From Attraction to Equilibrium: Physics-Inspired Semantic Gravitons for Zero-Shot Anomaly Detection
Abstract
Zero-shot anomaly detection (ZSAD) aims to detect unseen anomalies without any abnormal supervision, which is crucial for open-world scenarios where anomalies are diverse and unpredictable. By expressing normal and abnormal concepts in natural language, recent vision–language models such as CLIP enable anomaly reasoning through shared visual–textual embeddings. However, existing approaches rely on coarse prompt fusion, resulting in unstable alignment and inaccurate localization under domain shifts. To overcome these challenges, we propose the Semantic Graviton Network (SGNet), a physics-inspired framework that models multimodal alignment as an adaptive potential field.

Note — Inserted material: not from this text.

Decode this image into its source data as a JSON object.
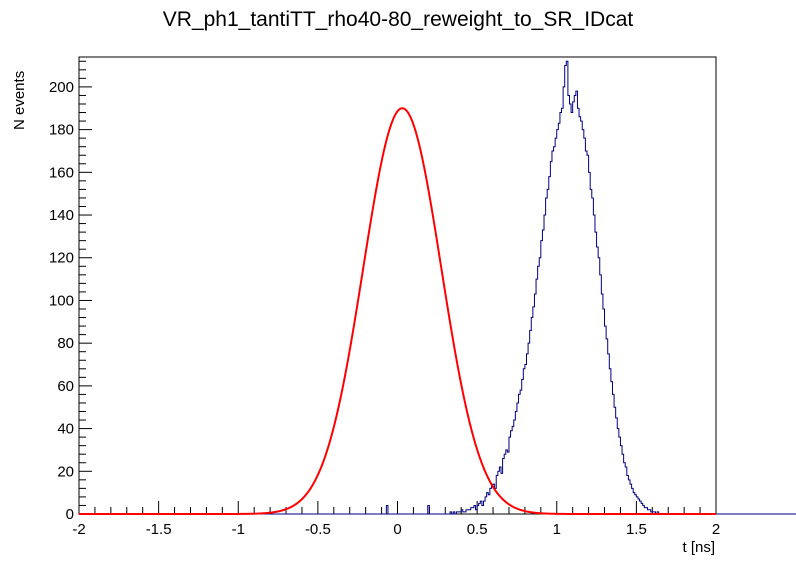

We introduce semantic gravitons, learnable dynamic mediators that bridge visual and textual modalities by establishing localized semantic equilibria through attraction and equilibrium forces. Within this framework, a graviton interaction network alternately performs text-to-graviton and vision-to-graviton coupling, progressively refining multimodal correspondence and promoting structured semantic binding. Furthermore, an energy-based potential regularization, composed of attraction and equilibrium forces, constrains the evolution of these interactions, ensuring stability and interpretability in the learned representations. Extensive experiments on ten industrial and medical benchmarks demonstrate that SGNet achieves state-of-the-art zero-shot anomaly detection performance.